Panel Paper:
Public Health Insurance, Health Status, and Retirement Decisions
*Names in bold indicate Presenter
In this paper, we examine the behavioral effects of increased Medicaid availability in older adulthood on retirement decisions, including employment status, retirement income, and Social Security claiming, which are important determinants of financial security in retirement. We use the natural experiments created by state decisions to expand Medicaid to estimate the effect of expanded public health insurance coverage on retirement decisions in the nationally representative Current Population Survey Annual Social and Economic Supplement (CPS ASEC) and a restricted version of the Medical Expenditure Panel Survey (MEPS). We combine the CPS and MEPS with detailed data we collected on the numerous state expansions of public health insurance that took place from 1996 – 2013. We are able to assess a broad set of retirement-related outcomes including overall labor supply, the decision to retire, and Social Security income. Finally, because the MEPS includes multiple measures of health and function, we are able to examine whether these effects differ across the distribution of health.
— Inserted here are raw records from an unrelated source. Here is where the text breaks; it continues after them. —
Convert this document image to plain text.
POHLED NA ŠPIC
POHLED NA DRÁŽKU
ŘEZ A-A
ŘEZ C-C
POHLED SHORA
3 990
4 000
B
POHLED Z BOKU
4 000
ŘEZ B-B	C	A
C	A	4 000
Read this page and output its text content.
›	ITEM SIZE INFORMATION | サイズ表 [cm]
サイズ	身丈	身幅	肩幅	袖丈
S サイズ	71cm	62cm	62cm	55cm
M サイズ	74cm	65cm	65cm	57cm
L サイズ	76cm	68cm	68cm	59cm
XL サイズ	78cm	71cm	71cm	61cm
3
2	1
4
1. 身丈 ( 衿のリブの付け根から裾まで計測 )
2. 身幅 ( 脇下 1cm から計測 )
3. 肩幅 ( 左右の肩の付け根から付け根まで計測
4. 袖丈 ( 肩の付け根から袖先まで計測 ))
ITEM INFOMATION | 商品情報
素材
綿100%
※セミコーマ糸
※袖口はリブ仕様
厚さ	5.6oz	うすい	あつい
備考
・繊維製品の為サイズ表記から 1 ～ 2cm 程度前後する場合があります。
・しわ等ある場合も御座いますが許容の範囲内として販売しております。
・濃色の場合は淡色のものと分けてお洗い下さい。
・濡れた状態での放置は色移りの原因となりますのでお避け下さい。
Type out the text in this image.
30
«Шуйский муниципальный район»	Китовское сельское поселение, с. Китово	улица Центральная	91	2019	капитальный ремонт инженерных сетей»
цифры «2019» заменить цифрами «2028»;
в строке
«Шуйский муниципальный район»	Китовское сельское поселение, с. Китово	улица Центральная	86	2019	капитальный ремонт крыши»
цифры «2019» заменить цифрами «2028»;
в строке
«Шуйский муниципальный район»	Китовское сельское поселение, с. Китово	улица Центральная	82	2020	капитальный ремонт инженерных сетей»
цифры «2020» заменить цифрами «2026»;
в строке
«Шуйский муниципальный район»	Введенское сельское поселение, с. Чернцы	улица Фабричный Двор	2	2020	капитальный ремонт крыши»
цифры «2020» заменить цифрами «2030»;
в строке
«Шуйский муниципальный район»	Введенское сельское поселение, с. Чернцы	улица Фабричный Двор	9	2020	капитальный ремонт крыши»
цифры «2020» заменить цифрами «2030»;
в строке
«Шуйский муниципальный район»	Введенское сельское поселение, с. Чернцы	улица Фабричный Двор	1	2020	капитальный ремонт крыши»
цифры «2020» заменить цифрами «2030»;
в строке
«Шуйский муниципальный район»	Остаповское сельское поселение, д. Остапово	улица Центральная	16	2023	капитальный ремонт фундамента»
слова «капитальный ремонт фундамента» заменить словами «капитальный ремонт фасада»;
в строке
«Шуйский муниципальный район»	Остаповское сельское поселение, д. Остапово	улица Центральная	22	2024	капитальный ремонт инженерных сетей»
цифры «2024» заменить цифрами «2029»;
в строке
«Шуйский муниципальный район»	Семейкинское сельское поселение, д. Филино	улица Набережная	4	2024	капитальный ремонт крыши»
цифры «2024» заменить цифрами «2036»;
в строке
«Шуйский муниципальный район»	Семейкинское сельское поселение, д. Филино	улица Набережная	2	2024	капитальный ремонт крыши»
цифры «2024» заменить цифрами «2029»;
Two streams of research support the hypothesis that these Medicaid expansions may influence retirement decisions, Social Security claiming and retirement income. First, recent studies indicate that Medicaid expansions to non-elderly adults without dependent children may cause larger labor supply responses among those close to retirement age (Dague et al., 2017; Garthwaite et al. 2014). Second, a large empirical literature on health insurance and retirement generally finds that the availability of health insurance, independent of employment (e.g., Medicare or retiree health insurance), hastens retirement. Medicaid, like retiree insurance, can bridge the time between leaving work and eligibility for Medicare. This relationship between health insurance and retirement may be particularly salient for Medicaid-eligible adults who have low-incomes and report poor health relative to their privately insured peers.
The long-run financial health of publicly funded retirement benefits like Social Security depends critically on decisions about when and how people retire, and evidence from this study can help inform such crucial policy decisions.